Die Kontakte der Versicherten mit den IV-Stellen: Entwicklungen 2008-2021

Christoph Müller
  |  24. März 2022
    Forschung und Statistik
  • Invalidenversicherung

Seit 2008 misst das Bundesamt für Sozialversicherungen in regelmässigen Abständen, wie sich die Kontakte der Versicherten mit den zuständigen kantonalen Stellen der Invalidenversicherung (IV) entwickeln. Die Zufriedenheit mit verschiedenen Aspekten des Austausches steht dabei im Zentrum. In der jüngsten Befragung wurde ausserdem ein besonderes Augenmerk auf die pandemiebedingten Umstände gelegt.

Auf einen Blick

  • Die IV führte 2008, 2016 und 2021 Befragungen von Versicherten durch.
  • Im Vordergrund steht die Frage, wie die Versicherten den angestrebten Kulturwandel der IV und die Servicequalität wahrnehmen.
  • Die Versicherten beurteilen die Verfahrensdauer, die Zufriedenheit mit den Kontakten und dem Entscheid der IV-Stelle sowie das Informationsangebot der IV-Stellen im Internet.
  • In der jüngsten Befragung wurde zudem erhoben, wie Covid-19 diese Wahrnehmung beeinflusst hat.

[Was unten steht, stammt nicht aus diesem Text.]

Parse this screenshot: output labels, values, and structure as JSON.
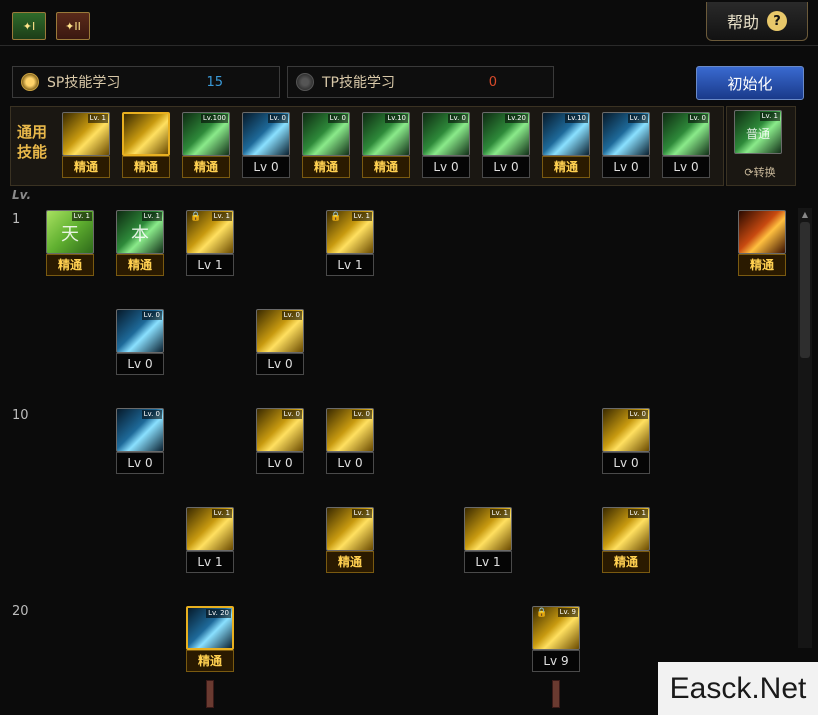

Im Jahr 2008 wurde zum ersten Mal im Auftrag des Bundesamtes für Sozialversicherungen (BSV) eine Zufriedenheitsbefragung bei den IV-Versicherten durchgeführt. Mit der 5. und 6. IVG-Revision wurde das Instrumentarium der Invalidenversicherung deutlich erweitert, wobei auch innerhalb der Stellen, die für dessen Anwendung zuständig sind, ein Kulturwandel angestrebt wurde. Acht Jahre später sollte mit einer weiteren Erhebung aufgezeigt werden, wie stark dieser Kulturwandel bereits umgesetzt werden konnte und wie die Versicherten die Leistungen der IV-Stellen einschätzten. Seither kam es zwar nicht mehr zu ähnlich grossen Umwälzungen in der Invalidenversicherung. Im Sinne eines kontinuierlichen Monitorings der Servicequalität der IV-Stellen erfolgte 2021 eine weitere Messung.

Die Methode

Im Rahmen der Erhebung 2021 wurden Personen befragt, welche in den 24 Monaten vor Erhebungsstart, d.h. zwischen April 2019 und März 2021, im Rahmen eines Gesuchs mit einer IV-Stelle Kontakt hatten. Die Interviews konnten wahlweise als Onlinefragebogen oder telefonisch geführt werden, um möglichst allen gezogenen Zielpersonen eine Teilnahme zu ermöglichen. Zwischen Ende Mai und Anfang August 2021 wurden auf diese Weise 4437 Versicherte befragt, und zwar in allen Sprachregionen und Kantonen der Schweiz. Durch ein Gewichtungsverfahren wird sichergestellt, dass die Ergebnisse trotz Veränderungen bei der Zusammensetzung der Antragstellenden miteinander verglichen werden können. Diese Zeitreihe (in den Graphiken jeweils die ersten drei Säulen von links) gibt Auskunft über die Veränderungen im Vergleich zum Jahr 2008 und dient damit in erster Linie dazu, die Entwicklungen der Zufriedenheit mit den IV-Stellen im Anschluss an die 5. und 6. IVG-Revisionen aufzuzeigen. Die Beurteilung der Qualität der Arbeit der IV-Stellen wird dabei nicht durch Veränderungen in der Zusammensetzung der Antragstellenden beeinflusst. Gerade weil sich die Struktur der Dossiers in den vergangenen 15 Jahren aber deutlich gewandelt hat (u.a. weniger Rentenbescheide), werden für die Jahre 2016 und 2021 auch Resultate ausgewiesen, welche diese Entwicklungen berücksichtigen, d.h. auf der jeweils aktuellen Versichertenstruktur beruhen (in den Graphiken jeweils die beiden rechtsstehenden Säulen).

Einschätzung der Verfahrensdauer und Zufriedenheit

Auch wenn es im Zusammenhang mit Covid-19 in gewissen Fällen wahrscheinlich zu Verzögerungen bei der Bearbeitung der Dossiers gekommen ist, zeigt sich, dass sich vor allem die Wahrnehmung der Wartezeit bis zum Entscheid ungünstig entwickelt hat, dies obwohl die Dauer der Verfahren objektiv betrachtet im Durchschnitt etwas kürzer ist.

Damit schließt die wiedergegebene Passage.